Bien entendu, les raisons pour lesquelles Newton n’a pas pu être aussi précis qu’Einstein sont historiques. Il a fallu attendre le XXe siècle pour que les connaissances nécessaires à la découverte de la relativité soient disponibles. De même, on se doute que les raisons qui entraîneront un jour le dépassement de la relativité einsteinienne sont historiques. Tout cela cependant n’ôte rien au fait que Newton et Einstein avaient relativement plus raison que les physiciens qui les précédèrent. Notre connaissance du monde progresse, notre savoir est cumulatif, le progrès n’est pas une illusion.

Résumons-nous : les raisons pour lesquelles Newton a échoué là où Einstein a réussi sont bien historiques, mais les raisons pour lesquelles Newton avait néanmoins plutôt raison ne sont pas du tout historiques. Newton avait approximativement raison parce que le monde ressemble approximativement à ce que Newton en disait. Nous sommes donc capables, malgré nos limitations historiques, d’avoir une connaissance approximativement et progressivement exacte du monde.

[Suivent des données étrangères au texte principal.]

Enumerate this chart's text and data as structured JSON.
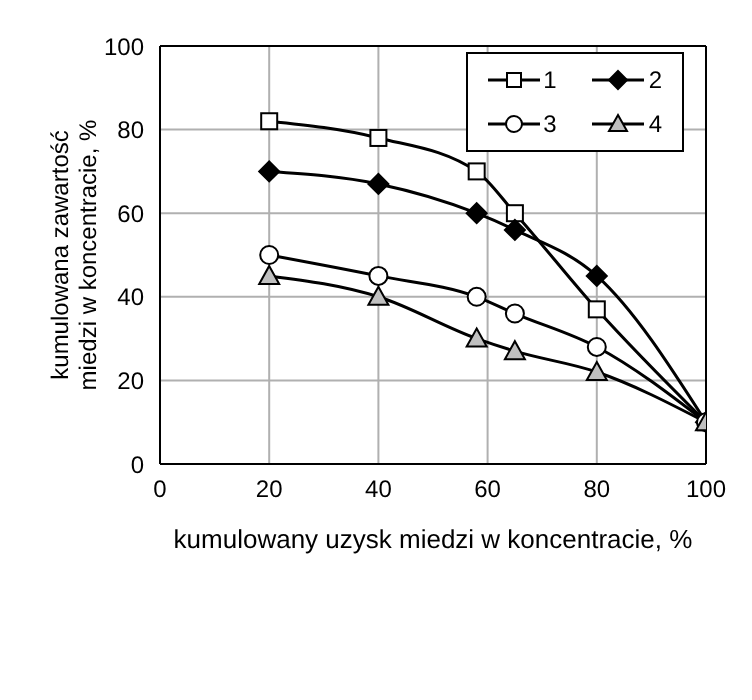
{
  "chart_data": {
    "type": "line",
    "xlabel": "kumulowany uzysk miedzi w koncentracie, %",
    "ylabel": "kumulowana zawartość miedzi w koncentracie, %",
    "x": [
      20,
      40,
      58,
      65,
      80,
      100
    ],
    "series": [
      {
        "name": "1",
        "color": "#000000",
        "marker": "square",
        "values": [
          82,
          78,
          70,
          60,
          37,
          10
        ]
      },
      {
        "name": "2",
        "color": "#000000",
        "marker": "diamond",
        "values": [
          70,
          67,
          60,
          56,
          45,
          10
        ]
      },
      {
        "name": "3",
        "color": "#000000",
        "marker": "circle",
        "values": [
          50,
          45,
          40,
          36,
          28,
          10
        ]
      },
      {
        "name": "4",
        "color": "#000000",
        "marker": "triangle",
        "values": [
          45,
          40,
          30,
          27,
          22,
          10
        ]
      }
    ],
    "xlim": [
      0,
      100
    ],
    "xticks": [
      0,
      20,
      40,
      60,
      80,
      100
    ],
    "ylim": [
      0,
      100
    ],
    "yticks": [
      0,
      20,
      40,
      60,
      80,
      100
    ],
    "grid": true,
    "legend": "top right",
    "line_style": "solid"
  }
}
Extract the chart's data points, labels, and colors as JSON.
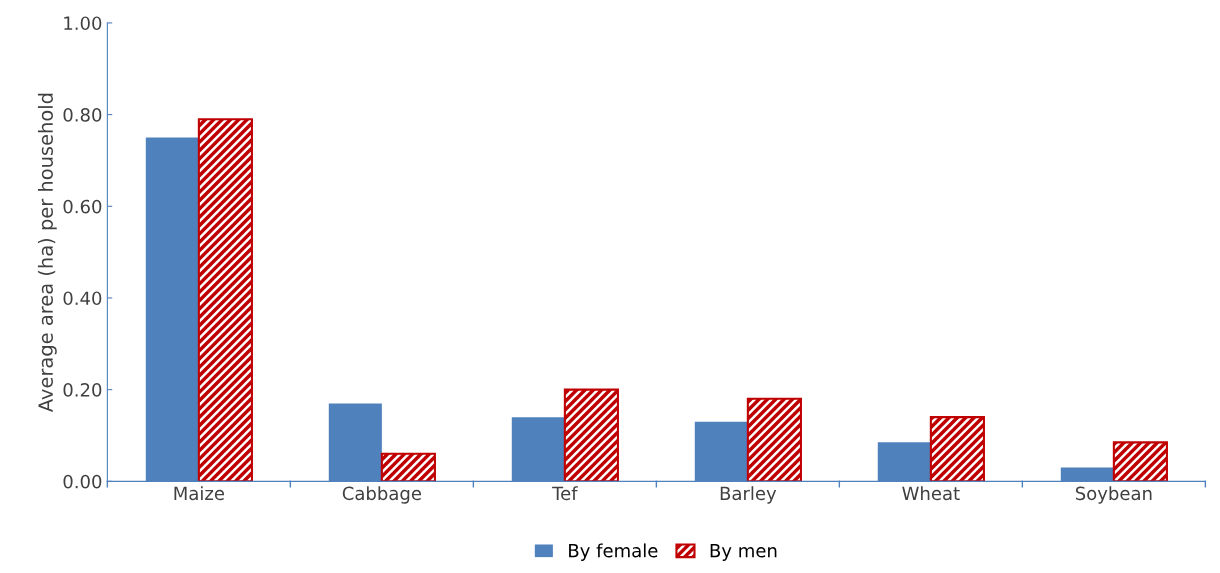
{
  "chart_data": {
    "type": "bar",
    "ylabel": "Average area (ha) per household",
    "categories": [
      "Maize",
      "Cabbage",
      "Tef",
      "Barley",
      "Wheat",
      "Soybean"
    ],
    "series": [
      {
        "name": "By female",
        "color": "#4f81bd",
        "values": [
          0.75,
          0.17,
          0.14,
          0.13,
          0.085,
          0.03
        ]
      },
      {
        "name": "By men",
        "color": "#c00000",
        "values": [
          0.79,
          0.06,
          0.2,
          0.18,
          0.14,
          0.085
        ]
      }
    ],
    "ylim": [
      0,
      1
    ],
    "yticks": [
      {
        "value": 0,
        "label": "0.00"
      },
      {
        "value": 0.2,
        "label": "0.20"
      },
      {
        "value": 0.4,
        "label": "0.40"
      },
      {
        "value": 0.6,
        "label": "0.60"
      },
      {
        "value": 0.8,
        "label": "0.80"
      },
      {
        "value": 1,
        "label": "1.00"
      }
    ],
    "grid": false,
    "legend": "bottom"
  }
}
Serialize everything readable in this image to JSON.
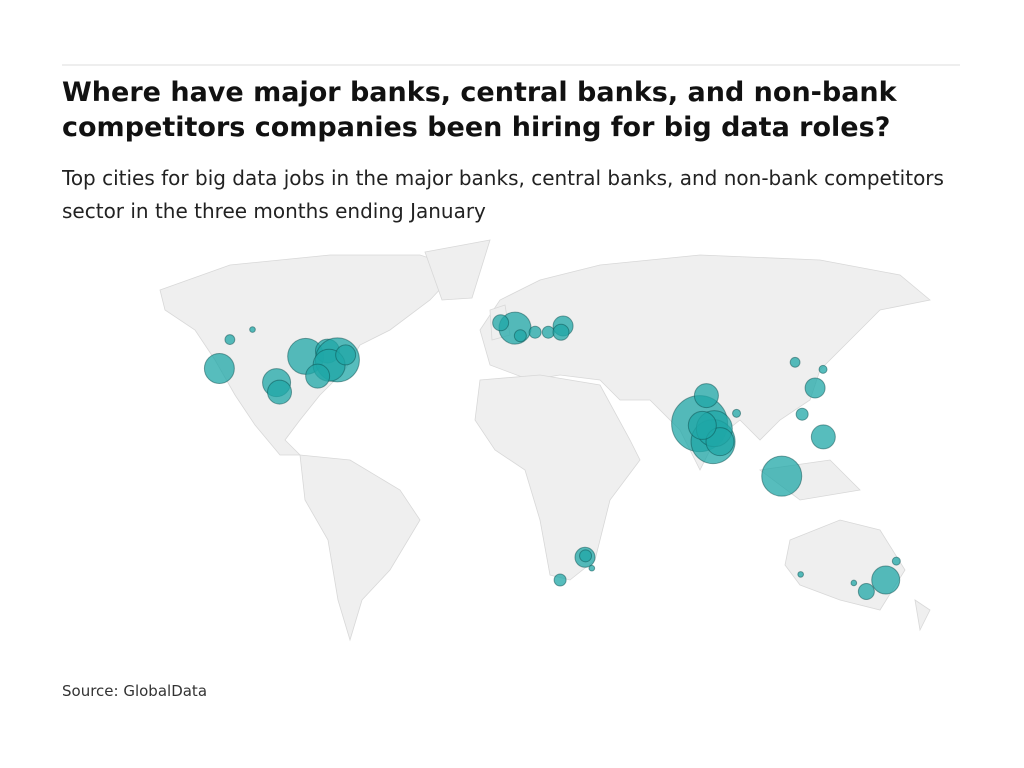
{
  "chart_data": {
    "type": "bubble-map",
    "title": "Where have major banks, central banks, and non-bank competitors companies been hiring for big data roles?",
    "subtitle": "Top cities for big data jobs in the major banks, central banks, and non-bank competitors sector in the three months ending January",
    "source": "Source: GlobalData",
    "color": "#1fa7a7",
    "points": [
      {
        "lon": -114,
        "lat": 51,
        "value": 2
      },
      {
        "lon": -122,
        "lat": 47.6,
        "value": 6
      },
      {
        "lon": -122,
        "lat": 37.8,
        "value": 56
      },
      {
        "lon": -97,
        "lat": 33,
        "value": 49
      },
      {
        "lon": -95,
        "lat": 29.8,
        "value": 36
      },
      {
        "lon": -87.6,
        "lat": 41.9,
        "value": 81
      },
      {
        "lon": -79,
        "lat": 43.7,
        "value": 36
      },
      {
        "lon": -74,
        "lat": 40.7,
        "value": 121
      },
      {
        "lon": -77,
        "lat": 38.9,
        "value": 64
      },
      {
        "lon": -80.8,
        "lat": 35.2,
        "value": 36
      },
      {
        "lon": -71,
        "lat": 42.4,
        "value": 25
      },
      {
        "lon": 0,
        "lat": 51.5,
        "value": 64
      },
      {
        "lon": -6.3,
        "lat": 53.3,
        "value": 16
      },
      {
        "lon": 2.3,
        "lat": 48.9,
        "value": 9
      },
      {
        "lon": 8.7,
        "lat": 50.1,
        "value": 9
      },
      {
        "lon": 21,
        "lat": 52.2,
        "value": 25
      },
      {
        "lon": 14.4,
        "lat": 50.1,
        "value": 9
      },
      {
        "lon": 19.9,
        "lat": 50.1,
        "value": 16
      },
      {
        "lon": 72.9,
        "lat": 19.1,
        "value": 196
      },
      {
        "lon": 77.6,
        "lat": 13,
        "value": 121
      },
      {
        "lon": 78.5,
        "lat": 17.4,
        "value": 81
      },
      {
        "lon": 80.3,
        "lat": 13,
        "value": 49
      },
      {
        "lon": 73.9,
        "lat": 18.5,
        "value": 49
      },
      {
        "lon": 77,
        "lat": 28.6,
        "value": 36
      },
      {
        "lon": 88,
        "lat": 22.6,
        "value": 4
      },
      {
        "lon": 103.8,
        "lat": 1.3,
        "value": 100
      },
      {
        "lon": 121,
        "lat": 14.6,
        "value": 36
      },
      {
        "lon": 114,
        "lat": 22.3,
        "value": 9
      },
      {
        "lon": 121.5,
        "lat": 31.2,
        "value": 25
      },
      {
        "lon": 116.4,
        "lat": 39.9,
        "value": 6
      },
      {
        "lon": 127,
        "lat": 37.5,
        "value": 4
      },
      {
        "lon": 28,
        "lat": -26.2,
        "value": 25
      },
      {
        "lon": 28.2,
        "lat": -25.7,
        "value": 9
      },
      {
        "lon": 18.4,
        "lat": -33.9,
        "value": 9
      },
      {
        "lon": 31,
        "lat": -29.9,
        "value": 2
      },
      {
        "lon": 151.2,
        "lat": -33.9,
        "value": 49
      },
      {
        "lon": 145,
        "lat": -37.8,
        "value": 16
      },
      {
        "lon": 153,
        "lat": -27.5,
        "value": 4
      },
      {
        "lon": 115.9,
        "lat": -32,
        "value": 2
      },
      {
        "lon": 138.6,
        "lat": -34.9,
        "value": 2
      }
    ]
  }
}
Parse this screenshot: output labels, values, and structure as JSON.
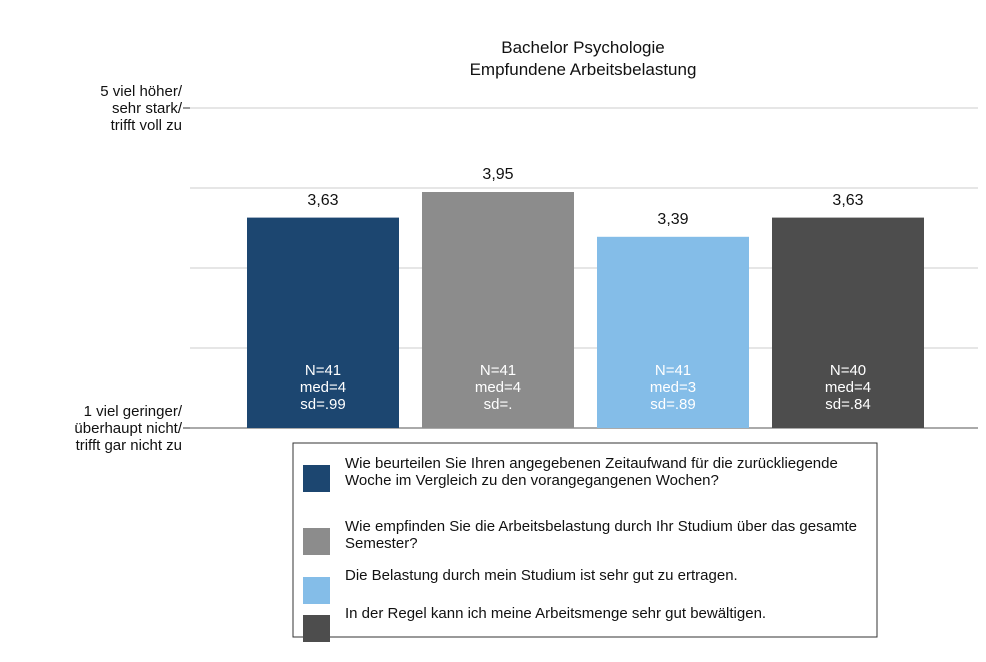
{
  "chart_data": {
    "type": "bar",
    "title": "Bachelor Psychologie",
    "subtitle": "Empfundene Arbeitsbelastung",
    "ylim": [
      1,
      5
    ],
    "yticks": [
      {
        "value": 1,
        "label": "1 viel geringer/\nüberhaupt nicht/\ntrifft gar nicht zu"
      },
      {
        "value": 2,
        "label": null
      },
      {
        "value": 3,
        "label": null
      },
      {
        "value": 4,
        "label": null
      },
      {
        "value": 5,
        "label": "5 viel höher/\nsehr stark/\ntrifft voll zu"
      }
    ],
    "grid": true,
    "series": [
      {
        "name": "Wie beurteilen Sie Ihren angegebenen Zeitaufwand für die zurückliegende Woche im Vergleich zu den vorangegangenen Wochen?",
        "color": "#1c4670",
        "values": [
          3.63
        ],
        "value_labels": [
          "3,63"
        ],
        "annotation": "N=41\nmed=4\nsd=.99"
      },
      {
        "name": "Wie empfinden Sie die Arbeitsbelastung durch Ihr Studium über das gesamte Semester?",
        "color": "#8c8c8c",
        "values": [
          3.95
        ],
        "value_labels": [
          "3,95"
        ],
        "annotation": "N=41\nmed=4\nsd=."
      },
      {
        "name": "Die Belastung durch mein Studium ist sehr gut zu ertragen.",
        "color": "#84bde8",
        "values": [
          3.39
        ],
        "value_labels": [
          "3,39"
        ],
        "annotation": "N=41\nmed=3\nsd=.89"
      },
      {
        "name": "In der Regel kann ich meine Arbeitsmenge sehr gut bewältigen.",
        "color": "#4d4d4d",
        "values": [
          3.63
        ],
        "value_labels": [
          "3,63"
        ],
        "annotation": "N=40\nmed=4\nsd=.84"
      }
    ]
  }
}
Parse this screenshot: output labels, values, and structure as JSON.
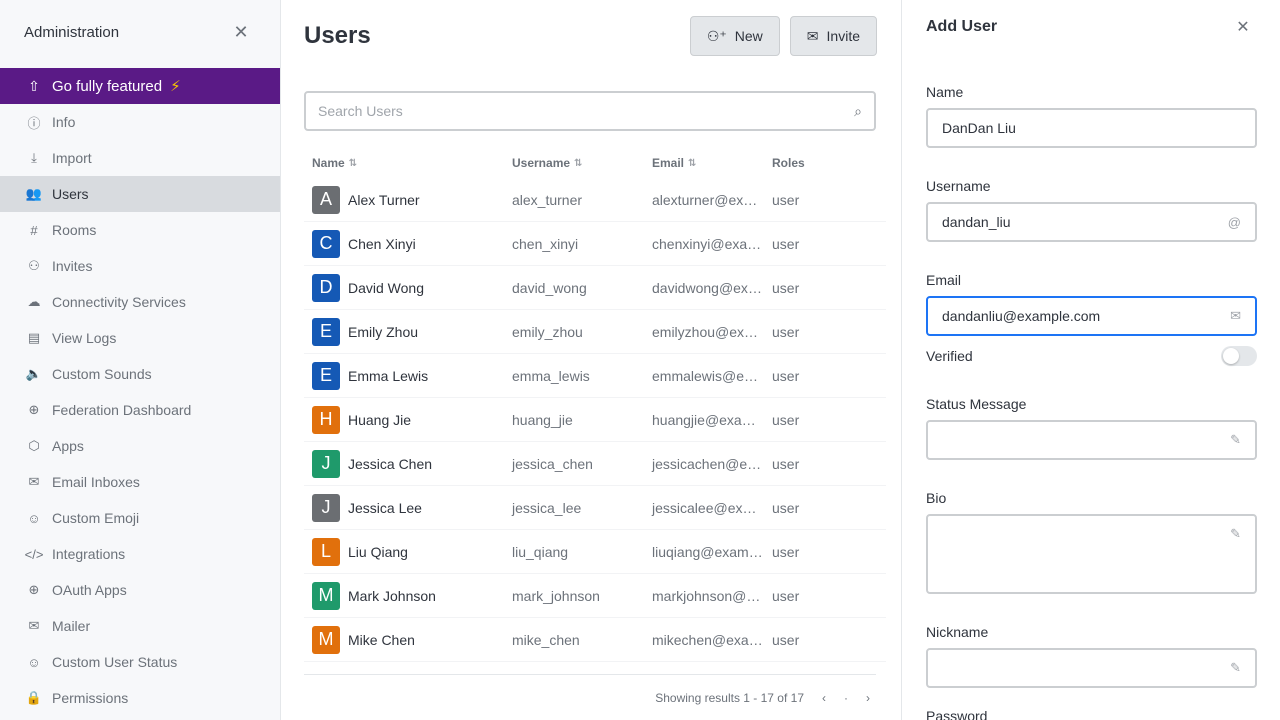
{
  "sidebar": {
    "title": "Administration",
    "upgrade_label": "Go fully featured",
    "items": [
      {
        "label": "Info",
        "icon": "ⓘ",
        "active": false
      },
      {
        "label": "Import",
        "icon": "⤓",
        "active": false
      },
      {
        "label": "Users",
        "icon": "👥",
        "active": true
      },
      {
        "label": "Rooms",
        "icon": "#",
        "active": false
      },
      {
        "label": "Invites",
        "icon": "⚇",
        "active": false
      },
      {
        "label": "Connectivity Services",
        "icon": "☁",
        "active": false
      },
      {
        "label": "View Logs",
        "icon": "▤",
        "active": false
      },
      {
        "label": "Custom Sounds",
        "icon": "🔈",
        "active": false
      },
      {
        "label": "Federation Dashboard",
        "icon": "⊕",
        "active": false
      },
      {
        "label": "Apps",
        "icon": "⬡",
        "active": false
      },
      {
        "label": "Email Inboxes",
        "icon": "✉",
        "active": false
      },
      {
        "label": "Custom Emoji",
        "icon": "☺",
        "active": false
      },
      {
        "label": "Integrations",
        "icon": "</>",
        "active": false
      },
      {
        "label": "OAuth Apps",
        "icon": "⊕",
        "active": false
      },
      {
        "label": "Mailer",
        "icon": "✉",
        "active": false
      },
      {
        "label": "Custom User Status",
        "icon": "☺",
        "active": false
      },
      {
        "label": "Permissions",
        "icon": "🔒",
        "active": false
      }
    ]
  },
  "main": {
    "title": "Users",
    "new_label": "New",
    "invite_label": "Invite",
    "search_placeholder": "Search Users",
    "columns": {
      "name": "Name",
      "username": "Username",
      "email": "Email",
      "roles": "Roles"
    },
    "users": [
      {
        "initial": "A",
        "name": "Alex Turner",
        "username": "alex_turner",
        "email": "alexturner@example.com",
        "roles": "user",
        "color": "#6b6e72"
      },
      {
        "initial": "C",
        "name": "Chen Xinyi",
        "username": "chen_xinyi",
        "email": "chenxinyi@example.com",
        "roles": "user",
        "color": "#1559b5"
      },
      {
        "initial": "D",
        "name": "David Wong",
        "username": "david_wong",
        "email": "davidwong@example.com",
        "roles": "user",
        "color": "#1559b5"
      },
      {
        "initial": "E",
        "name": "Emily Zhou",
        "username": "emily_zhou",
        "email": "emilyzhou@example.com",
        "roles": "user",
        "color": "#1559b5"
      },
      {
        "initial": "E",
        "name": "Emma Lewis",
        "username": "emma_lewis",
        "email": "emmalewis@example.com",
        "roles": "user",
        "color": "#1559b5"
      },
      {
        "initial": "H",
        "name": "Huang Jie",
        "username": "huang_jie",
        "email": "huangjie@example.com",
        "roles": "user",
        "color": "#e1700c"
      },
      {
        "initial": "J",
        "name": "Jessica Chen",
        "username": "jessica_chen",
        "email": "jessicachen@example.com",
        "roles": "user",
        "color": "#1f9a6b"
      },
      {
        "initial": "J",
        "name": "Jessica Lee",
        "username": "jessica_lee",
        "email": "jessicalee@example.com",
        "roles": "user",
        "color": "#6b6e72"
      },
      {
        "initial": "L",
        "name": "Liu Qiang",
        "username": "liu_qiang",
        "email": "liuqiang@example.com",
        "roles": "user",
        "color": "#e1700c"
      },
      {
        "initial": "M",
        "name": "Mark Johnson",
        "username": "mark_johnson",
        "email": "markjohnson@example.com",
        "roles": "user",
        "color": "#1f9a6b"
      },
      {
        "initial": "M",
        "name": "Mike Chen",
        "username": "mike_chen",
        "email": "mikechen@example.com",
        "roles": "user",
        "color": "#e1700c"
      }
    ],
    "results_text": "Showing results 1 - 17 of 17"
  },
  "panel": {
    "title": "Add User",
    "name_label": "Name",
    "name_value": "DanDan Liu",
    "username_label": "Username",
    "username_value": "dandan_liu",
    "email_label": "Email",
    "email_value": "dandanliu@example.com",
    "verified_label": "Verified",
    "status_label": "Status Message",
    "bio_label": "Bio",
    "nickname_label": "Nickname",
    "password_label": "Password"
  }
}
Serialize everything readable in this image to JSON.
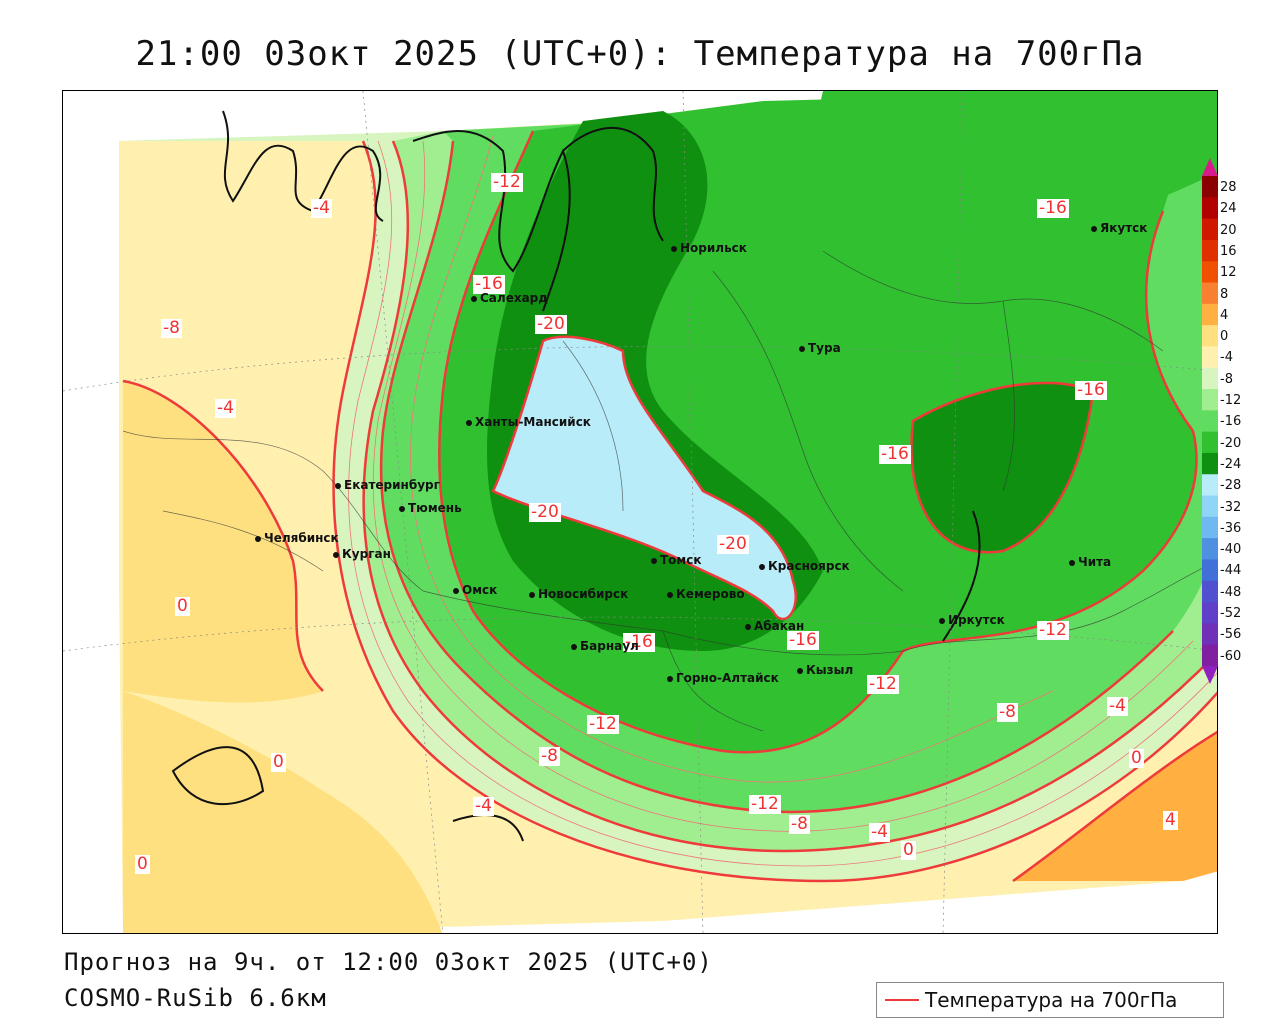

On pourrait bien évidemment affirmer que, dans les sciences humaines en revanche, nos connaissances restent très floues et lacunaires. C’est vrai. Mais elles progressent également, quoique plus lentement car le risque de commettre des erreurs de raisonnement et des sophismes est plus élevé en sciences humaines que dans les sciences exactes du fait de la complexité plus grande des objets considérés et de la plus grande polysémie du vocabulaire de ces sciences.

On sait ainsi qu’en économie, certains systèmes marchent mieux que d’autres. Là encore, nos connaissances sont certes relatives mais n’en déplaise à mon oncle, nous avons cependant maintenant la certitude que l’économie de marché fonctionne mieux que le communisme. Nous en avons des preuves historiques indéniables.

Or ces preuves sont crédibles car ce ne sont pas les partisans de l’économie de marché, c’est-à-dire les vainqueurs du match contre les communistes, qui ont écrit cette histoire : le communisme s’est effondré tout seul. L’économie de marché est un meilleur système que le communisme – je n’ai pas dit « le meilleur », vous l’aurez noté – parce que le monde est comme il est et que, dans un tel monde, l’économie de marché, telle que conçue actuellement, tend par progrès et approximations successives vers le système économique optimal de toute société humaine.